In Mills v. State, 231 Miss. 641, 97 So.2d 386 (1957), the defendant was convicted of grand larceny and on appeal raised the question of variance between the indictment and the proof as to ownership of the property. This Court held that in order to raise the question in this Court, it must have been raised in the trial court before verdict.
Through the enactment of Mississippi Code 1942 Annotated, Section 1987 (1956), the Legislature has forbidden the reversal of criminal cases "* * * because of any error or omission in the case in the court below, except where the errors or omission are jurisdictional in their character, unless the record show that the errors complained of were made ground of special exception in that court." Section 2532 specifically provides that an indictment charging the ownership of property, either real or personal, may be amended upon such terms as the court shall think reasonable. If defendant in the present case had raised the question of variance between the indictment and the proof then the trial court could have allowed an amendment under appropriate terms. Having failed to do so, defendant may not now raise the issue.
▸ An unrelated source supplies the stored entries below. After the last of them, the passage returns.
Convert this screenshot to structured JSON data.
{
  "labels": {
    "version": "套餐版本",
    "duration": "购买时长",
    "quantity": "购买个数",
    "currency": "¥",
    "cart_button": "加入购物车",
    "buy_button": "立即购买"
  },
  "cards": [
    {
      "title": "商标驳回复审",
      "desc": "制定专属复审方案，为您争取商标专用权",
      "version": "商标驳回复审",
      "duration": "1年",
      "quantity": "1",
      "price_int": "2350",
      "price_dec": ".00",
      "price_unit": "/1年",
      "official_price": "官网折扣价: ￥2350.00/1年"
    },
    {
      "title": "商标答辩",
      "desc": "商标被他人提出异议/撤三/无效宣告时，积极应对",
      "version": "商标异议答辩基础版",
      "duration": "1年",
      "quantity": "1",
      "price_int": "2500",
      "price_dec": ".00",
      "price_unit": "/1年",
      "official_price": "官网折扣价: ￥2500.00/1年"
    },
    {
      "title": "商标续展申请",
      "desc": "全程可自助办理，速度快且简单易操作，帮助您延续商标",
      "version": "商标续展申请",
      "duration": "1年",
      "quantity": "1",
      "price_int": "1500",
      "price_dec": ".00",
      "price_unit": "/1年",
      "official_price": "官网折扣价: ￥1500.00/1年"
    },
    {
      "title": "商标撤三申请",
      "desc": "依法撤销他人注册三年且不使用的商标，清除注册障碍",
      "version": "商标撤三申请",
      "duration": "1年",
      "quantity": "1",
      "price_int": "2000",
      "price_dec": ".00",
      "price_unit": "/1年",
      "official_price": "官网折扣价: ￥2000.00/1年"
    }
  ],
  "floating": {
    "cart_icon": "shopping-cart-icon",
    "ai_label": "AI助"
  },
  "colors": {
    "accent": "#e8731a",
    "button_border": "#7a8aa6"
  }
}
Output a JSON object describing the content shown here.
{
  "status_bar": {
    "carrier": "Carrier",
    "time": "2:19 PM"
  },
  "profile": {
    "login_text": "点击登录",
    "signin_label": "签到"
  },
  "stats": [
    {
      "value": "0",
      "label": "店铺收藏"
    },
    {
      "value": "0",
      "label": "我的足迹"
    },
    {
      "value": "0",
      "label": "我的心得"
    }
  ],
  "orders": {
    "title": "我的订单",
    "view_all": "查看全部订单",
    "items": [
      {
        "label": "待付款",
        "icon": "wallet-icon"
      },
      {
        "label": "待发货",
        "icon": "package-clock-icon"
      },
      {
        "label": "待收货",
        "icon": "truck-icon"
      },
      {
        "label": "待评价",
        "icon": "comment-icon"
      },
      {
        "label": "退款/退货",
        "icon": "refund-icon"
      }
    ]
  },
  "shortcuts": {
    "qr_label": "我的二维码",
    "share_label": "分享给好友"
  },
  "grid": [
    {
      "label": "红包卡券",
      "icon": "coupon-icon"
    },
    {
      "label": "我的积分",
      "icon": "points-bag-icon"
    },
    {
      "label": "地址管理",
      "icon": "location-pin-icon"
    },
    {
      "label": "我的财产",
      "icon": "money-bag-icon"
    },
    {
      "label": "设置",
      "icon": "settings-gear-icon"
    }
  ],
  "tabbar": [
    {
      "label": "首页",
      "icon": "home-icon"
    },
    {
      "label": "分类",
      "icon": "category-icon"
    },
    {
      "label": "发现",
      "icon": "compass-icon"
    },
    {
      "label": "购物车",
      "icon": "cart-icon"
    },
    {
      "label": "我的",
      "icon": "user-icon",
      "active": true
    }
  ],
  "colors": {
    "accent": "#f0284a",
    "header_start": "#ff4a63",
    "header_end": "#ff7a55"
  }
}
Defendant assigns as error the action of the trial court in the overruling of his motion for a mistrial which was made during argument to the jury. The Special Bill of Exceptions recites the following: During opening argument for the State the county attorney informed the jury in substance "[ t]hat defendant came from Ohio and think they can come South and take us * * * At this point defense counsel propounded an objection which was sustained by the trial court; however, defendant's motion for a new trial was overruled. We are of the opinion that this was not reversible error. The statement was not completed, nor are we able to know the context in which it was uttered. This Court will not reverse unless it appears that the argument was such that it might influence the jury in reaching the conclusion of guilt. Bass v. State, 54 So.2d 259 (Miss. 1951). In view of the overwhelming evidence of defendant's guilt it does not appear that the incomplete statement of which complaint is made could have influenced the verdict of the jury.
The Court at the request of the state instructed the jury as follows:
"The Court instructed the jury for the State the you do not have to know that the defendant is guilty of the crime charged in the indictment before you would be warranted in convicting him, all that the law requires is that you must believe from the evidence, beyond a reasonable doubt, that he is guilty of the crime charged, and if you so believe, then it would be your sworn duty to find the defendant guilty as charged."
A number of cases declare that this instruction should not be given and again we repeat this unheeded admonition. However, this Court has also held that the instruction does not constitute reversible error.
Affirmed.
RODGERS, PATTERSON, SMITH and ROBERTSON, JJ., concur.